Monday, Aug. 04, 1980

Merrill Lynch's Marauding Herd

The stockbroker introduces a financial shopping mall

Merrill Lynch & Co.'s thundering herd is off in search of greener pastures, and threatening to trample everything in its path. Not content to be the nation's largest stockbroker, the company is pawing its way into a variety of businesses, from real estate to insurance. The goal: to provide clients with a shopping mall of financial services.

The company seeks a piece of virtually every financial transaction a client makes. With Merrill Lynch's Cash Management Account, a customer can now use a VISA card or personal check against his investment account. As a member of its Sharebuilder Plan, he can buy fractions of a stock share, through a bank, with $10 a month or less. For the executive on the move, Merrill Lynch Relocation Management will find a new house, buy it through its network of real estate brokers, help arrange financing by an affiliated bank or savings and loan and insure the mortgage through yet another subsidiary.

The results to date have been bullish. Merrill Lynch maintains its traditional dominance in selling stocks and bonds, and is three times as large as its nearest competitor, E.F. Hutton. In addition, the firm last year took in twice as much from its other financial operations ($1.4 billion) as from its securities-trading business ($642 million). In the first half of 1980 alone, it earned $100.8 million, almost as much as in all of 1979.

The strategy of building an investment shopping mall was conceived a decade ago by the then president, now chairman, Donald Regan. Merrill Lynch's boss, whose background includes both the Cambridge Latin School and the Marine Corps, concluded that he wanted to free the firm from the vagaries of the stock market. Now the firm tries to provide customers with a range of financial services that it can keep selling even when the Dow Jones index is falling.

The most ambitious of these is real estate. Regan's strategy is to capture a customer when he buys a house, normally a person's first significant financial transaction. If the client is pleased, he is likely to come back later for other investments. To that end, Merrill Lynch has purchased local realty companies in five cities, and plans to own firms in the 50 largest U.S. markets by mid-1983.
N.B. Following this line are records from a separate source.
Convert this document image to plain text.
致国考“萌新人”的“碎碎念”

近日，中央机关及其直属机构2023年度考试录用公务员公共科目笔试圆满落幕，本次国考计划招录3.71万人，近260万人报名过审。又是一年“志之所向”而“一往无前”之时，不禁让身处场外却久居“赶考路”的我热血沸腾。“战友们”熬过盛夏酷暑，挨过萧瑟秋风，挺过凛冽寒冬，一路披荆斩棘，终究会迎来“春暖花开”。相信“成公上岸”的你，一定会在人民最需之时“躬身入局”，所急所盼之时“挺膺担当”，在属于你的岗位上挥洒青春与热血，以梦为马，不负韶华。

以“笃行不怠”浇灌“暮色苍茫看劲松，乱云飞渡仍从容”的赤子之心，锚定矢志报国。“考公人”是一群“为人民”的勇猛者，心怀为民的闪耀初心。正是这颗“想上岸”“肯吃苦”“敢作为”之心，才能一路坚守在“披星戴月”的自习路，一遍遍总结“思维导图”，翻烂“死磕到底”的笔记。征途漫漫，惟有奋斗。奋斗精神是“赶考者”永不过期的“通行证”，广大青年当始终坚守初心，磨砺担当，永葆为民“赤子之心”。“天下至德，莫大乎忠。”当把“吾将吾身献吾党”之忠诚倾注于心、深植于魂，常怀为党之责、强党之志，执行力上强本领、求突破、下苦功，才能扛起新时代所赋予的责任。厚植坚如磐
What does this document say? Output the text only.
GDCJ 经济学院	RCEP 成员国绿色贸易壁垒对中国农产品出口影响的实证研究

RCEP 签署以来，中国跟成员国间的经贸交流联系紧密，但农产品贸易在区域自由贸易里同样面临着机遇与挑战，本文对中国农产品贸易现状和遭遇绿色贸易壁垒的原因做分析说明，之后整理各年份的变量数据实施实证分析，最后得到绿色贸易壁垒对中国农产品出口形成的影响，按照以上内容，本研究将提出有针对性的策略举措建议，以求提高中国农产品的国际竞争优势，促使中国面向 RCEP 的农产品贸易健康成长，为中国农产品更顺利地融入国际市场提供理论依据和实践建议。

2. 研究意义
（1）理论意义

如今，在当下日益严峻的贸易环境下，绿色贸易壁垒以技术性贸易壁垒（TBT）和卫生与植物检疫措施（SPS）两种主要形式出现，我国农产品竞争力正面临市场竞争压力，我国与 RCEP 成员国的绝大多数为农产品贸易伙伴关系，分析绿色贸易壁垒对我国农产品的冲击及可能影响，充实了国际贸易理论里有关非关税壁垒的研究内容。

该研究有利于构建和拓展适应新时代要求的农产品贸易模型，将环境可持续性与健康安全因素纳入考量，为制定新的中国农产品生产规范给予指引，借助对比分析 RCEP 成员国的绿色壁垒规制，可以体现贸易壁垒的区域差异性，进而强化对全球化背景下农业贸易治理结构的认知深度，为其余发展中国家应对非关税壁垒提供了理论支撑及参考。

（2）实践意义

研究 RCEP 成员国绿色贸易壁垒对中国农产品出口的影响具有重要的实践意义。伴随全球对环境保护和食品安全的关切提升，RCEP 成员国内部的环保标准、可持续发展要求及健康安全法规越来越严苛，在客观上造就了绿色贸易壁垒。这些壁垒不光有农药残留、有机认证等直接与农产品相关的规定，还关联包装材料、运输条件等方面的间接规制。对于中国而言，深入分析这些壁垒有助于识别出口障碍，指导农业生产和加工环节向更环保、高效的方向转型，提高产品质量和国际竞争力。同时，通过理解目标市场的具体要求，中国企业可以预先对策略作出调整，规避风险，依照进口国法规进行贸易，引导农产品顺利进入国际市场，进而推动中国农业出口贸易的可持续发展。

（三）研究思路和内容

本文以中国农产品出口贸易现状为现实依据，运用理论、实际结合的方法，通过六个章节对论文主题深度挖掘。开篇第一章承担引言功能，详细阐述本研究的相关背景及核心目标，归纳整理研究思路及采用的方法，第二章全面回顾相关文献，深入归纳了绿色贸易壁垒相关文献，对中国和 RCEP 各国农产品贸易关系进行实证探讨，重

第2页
The company's other new ventures are already thriving. The executive relocation operation, which was acquired in 1977, has 30% of that lucrative market. An insurance franchise business, in which it owns a minority interest, hopes to sign up 2,000 independent agencies by 1983.

Merrill Lynch's diversifications have kept the company and Regan the odd men out in Wall Street's clubby investment fraternity. Says the head of a competing firm: "I think Regan believes that big is better. Merrill Lynch gets by just because of its size. At other firms, it is talent that counts."

Some bankers are particularly resentful of Merrill Lynch's trampling ways. If the company were a bank, its assets would make it the 22nd largest in the country. Competing financiers argue that the firm has unfair advantages over them. Through an arrangement with Bank One of Columbus, Ohio, customers in California or New Jersey, for example, can open a money-market-fund account in their local Merrill Lynch office and then write checks or use a credit card against their balances in the Ohio bank. Federal regulations confine regular banks to doing business in the state where they are located.

Such criticism hardly deters Regan, who has his company focused on spreading out still more. The company has considered challenging American Express in traveler's checks and H & R Block in tax preparation. Says Regan: "Greater numbers of American households are gaining greater affluence than ever before, and they no longer want to rely on the time-honored financial vehicles, such as savings accounts, to harbor their assets." Some Wall Street experts believe that within a decade, a dozen national financial services, perhaps with names like Chase American Express or Citibank Hutton, will dominate the U.S. banking-and-investment business. Merrill Lynch's bulls want to be leading that stampede.